Once you have reached your credit limit, you have to stop spending and therefore can limit your damage.
So how can we use Credit card limits to our advantage?
Today I’m going to give you a scenario to think about that I see on a regular basis and you can decide whether the picture I’ve painted approximates your life. If so, help is at hand
A new client comes to me and as part of their position, state that they have a $20,000 personal loan for a car and a credit card (they got for emergencies) which is now at it’s limit of $10,000. Conventional wisdom states that this client should pay off their credit card first as it charges a much higher interest rate than the personal loan.
Sounds logical right? Wrong! This scenario assumes that we are all common sense activated and only operate by logic. If we were completely logical the client would have saved up for the 10k in purchases they are now paying interest for.
“But wait” I hear you say. “My credit card allows me to make purchases on the net”. For those that still think that we’re completely logical and can save for all our purchases, then I have two words VISA DEBIT.
“And what about the higher interest rate?”. My opinion based on what I have seen over the last 13 years is that interest rates are always secondary to strategy. Most people will screw up their strategy long before interest rates come into play. That is, if they have a strategy.
Let me explain how this could be. Let’s assume that you’ve just gotten your tax refund and have received a cheque of $2,000 which you’d like to use to reduce your debt. Because your credit card has a high interest rate, you deposit the $2k there to reduce your balance and diligently promise yourself that you’ll never let it get that high again.
You go on living your life as per normal and next thing you know, the electricity bill arrives along with it’s good friends phone bill and car service reminder and it’s still 4 days to pay day. So what happens next is as predictable as the setting sun, you jump online and with a wave of your magical credit card wand the bills are paid and the promise you made to yourself is forgotten just as quickly.
So what would have happened if you put the money into your personal loan instead?

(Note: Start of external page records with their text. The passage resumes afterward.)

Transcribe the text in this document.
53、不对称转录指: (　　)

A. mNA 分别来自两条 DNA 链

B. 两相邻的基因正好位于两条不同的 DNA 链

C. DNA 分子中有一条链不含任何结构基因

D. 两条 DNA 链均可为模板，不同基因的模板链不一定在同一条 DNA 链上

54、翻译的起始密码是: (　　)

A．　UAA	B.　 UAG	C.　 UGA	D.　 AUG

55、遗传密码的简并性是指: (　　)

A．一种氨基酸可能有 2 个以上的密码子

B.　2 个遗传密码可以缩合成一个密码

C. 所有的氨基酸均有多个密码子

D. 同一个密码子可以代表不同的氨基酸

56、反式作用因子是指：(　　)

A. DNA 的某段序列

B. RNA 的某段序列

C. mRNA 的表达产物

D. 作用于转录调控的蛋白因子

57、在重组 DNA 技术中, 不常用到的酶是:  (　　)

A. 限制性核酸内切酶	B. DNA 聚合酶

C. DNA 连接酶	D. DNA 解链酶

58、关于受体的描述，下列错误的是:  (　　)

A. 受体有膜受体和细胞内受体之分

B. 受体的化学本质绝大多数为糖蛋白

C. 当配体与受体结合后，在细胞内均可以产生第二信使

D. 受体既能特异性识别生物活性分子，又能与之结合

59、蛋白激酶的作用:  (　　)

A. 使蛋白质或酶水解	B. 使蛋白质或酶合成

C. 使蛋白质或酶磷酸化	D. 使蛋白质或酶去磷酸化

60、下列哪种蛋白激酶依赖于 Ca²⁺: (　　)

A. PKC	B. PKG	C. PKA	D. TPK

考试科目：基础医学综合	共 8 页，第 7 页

Well, firstly you might have had to stay home a few more nights and bought a cheaper bottle of wine but you would have still paid the bills and even more importantly, you’re debt would not have increased.
So here is my suggested strategy if you do need some help to develop new habits.
I use the percentages espoused by George S. Clason in “The richest man in Babylon” and recommend that you deliver 20% of your take home pay to debt payment and the way that this would apply in this example is easy. Make only your minimum monthly repayment on your credit card and deposit the entire remainder to your personal loan, knowing deep in your psyche that you cannot redraw this money.
By the time you have paid out your personal loan, which will be much quicker, you will have developed better money management habits and are ready for the credit card strategy and this is just as easy. You now deposit all of the previous payments to the credit card that you were previously making to the personal loan. However, to ensure that “emergencies” don’t tempt you again, reduce your limit by $1,000 or $500 each time you hit the new marker. This will ensure that you regain control of that cashflow which seems to trickle through your fingers and may even give you some more choices in life.
More holidays, more time with family, or even a new home. All paid for with the money you used to give to your credit card provider.